Die dem Ministerium für Kultur unterstehende staatliche Denkmalpflege mit fünf Arbeitsstellen quer durch die DDR und der Zentrale in der Ostberliner Brüderstraße 13 wurde zwar, wenn es den führenden Genossen gefiel, hofiert. Aber wenn es darauf ankam, zusammenbrechende Altstädte beziehungsweise einzelne gefährdete Bauwerke, Parks, Werkhallen und ähnliche Hinterlassenschaften zu retten, konnte auch dieses Institut nichts ausrichten und musste der Vernichtung wertvoller baulicher Hinterlassenschaften untätig zuschauen. Das ansehen zu müssen, hat die Bürger vor Ort sehr erbost. Um zu retten, was zu retten ist, schlossen sich zahlreiche Menschen in Gruppen des Kulturbundes zusammen und legten Hand an. Gegen vielfachen Widerstand der Behörden gelang es, da und dort zum Tod verurteilte Bauten zu retten.
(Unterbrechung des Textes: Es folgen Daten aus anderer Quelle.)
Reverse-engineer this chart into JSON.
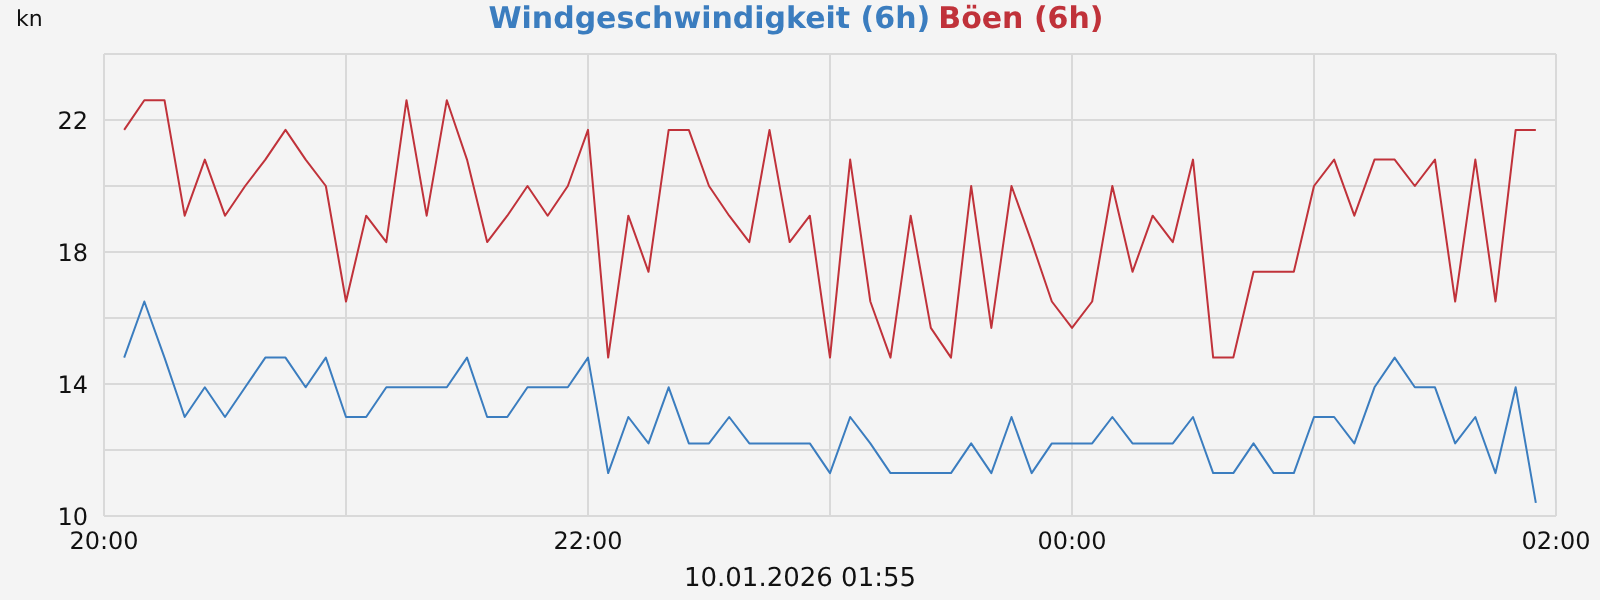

Erst die politische Wende 1989/90, in der auch nach der Rettung der häufig mit einem weiß-blauen Schild gezeichneten historischen Bauten gerufen wurde, gab vielen von ihnen eine neue Lebenschance. Mit einem gigantischen Investitionsprogramm aus Bundesmitteln sowie Aufwendungen durch unzählige Privatpersonen und die Deutsche Stiftung Denkmalschutz und weiteren Stiftungen und Vereinen wurden zahlreiche gefährdete Bauwerke unter „Dach und Fach“ gebracht, so der Name eines dieser Programme in den neunziger Jahren, von Grund auf saniert und in vielen Fällen einer neuen Nutzung zugeführt.